Avec Séjourné, Macron transfère le Quai d’Orsay à Bruxelles


Le JDD : Avec Séjourné, Macron transfère le Quai d’Orsay à Bruxelles© par Ludovic Marin
Certains se demandent pourquoi avoir nommé comme ministre des affaires étrangères un individu sans aucune envergure mais exécuteur zélé des visées macroniennes, en tous les cas si l’on en croit cet article de Ludovic Marin, journaliste photographe de l’AFP, île de France qui se fait l’écho d’une fronde larvée du Quai d’Orsay. Un article très bien informé qui décrit la logique macronienne à l’œuvre dans cette nomination et plus généralement dans une politique de destruction accélérée de la souveraineté française au profit d’une intégration ultrarapide dans une UE dont le parlement est une simple chambre d’enregistrement. L’article que nous publions par ailleurs sur madame Meloni, montre à quel point on ne peut pas tabler sur le Rassemblement National pour s’opposer à ces visées qui sont celles du gouvernement Attal conçu comme l’exécutant des basses œuvres non pas de Macron mais de ceux dont il a toujours été l’exécutant fidèle. Cela doit être pris en compte dans les choix aux élections européennes, il est évident que la Nupes est incapable de résister au choc, sans parler des compromis des “verts” et des Glucksmann. (note de Danielle Bleitrach histoire et societe)

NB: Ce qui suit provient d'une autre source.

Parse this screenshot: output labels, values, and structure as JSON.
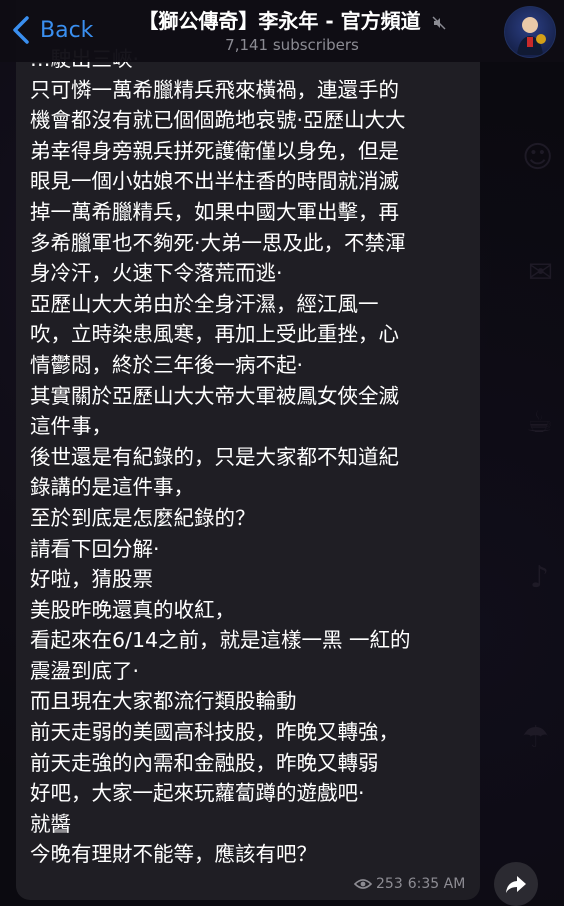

Stéphane Séjourné est devenu ministre des Affaires étrangères le 11 janvier dernier. Rapidement éclipsée, la nouvelle mérite pourtant une analyse en profondeur. L’inexpérience du secrétaire général de Renaissance à ce poste nous donne une première indication sur le projet d’Emmanuel Macron. D’abord agacé par la relative indépendance de Jean-Yves Le Drian, puis gêné par la maitrise technique de Catherine Colonna, le Président de la République a décidé qu’un homme lige, sans assise politique, lui permettrait d’accomplir plus aisément sa philosophie institutionnelle préférée : la fusion de tous les ministères avec les services de l’Élysée. Ce choix nous informe sur les véritables visées politiques d’Emmanuel Macron pour la suite de son mandat. Des enseignements d’autant plus graves qu’ils seront au cœur des négociations pour l’installation de la prochaine Commission européenne et de son programme.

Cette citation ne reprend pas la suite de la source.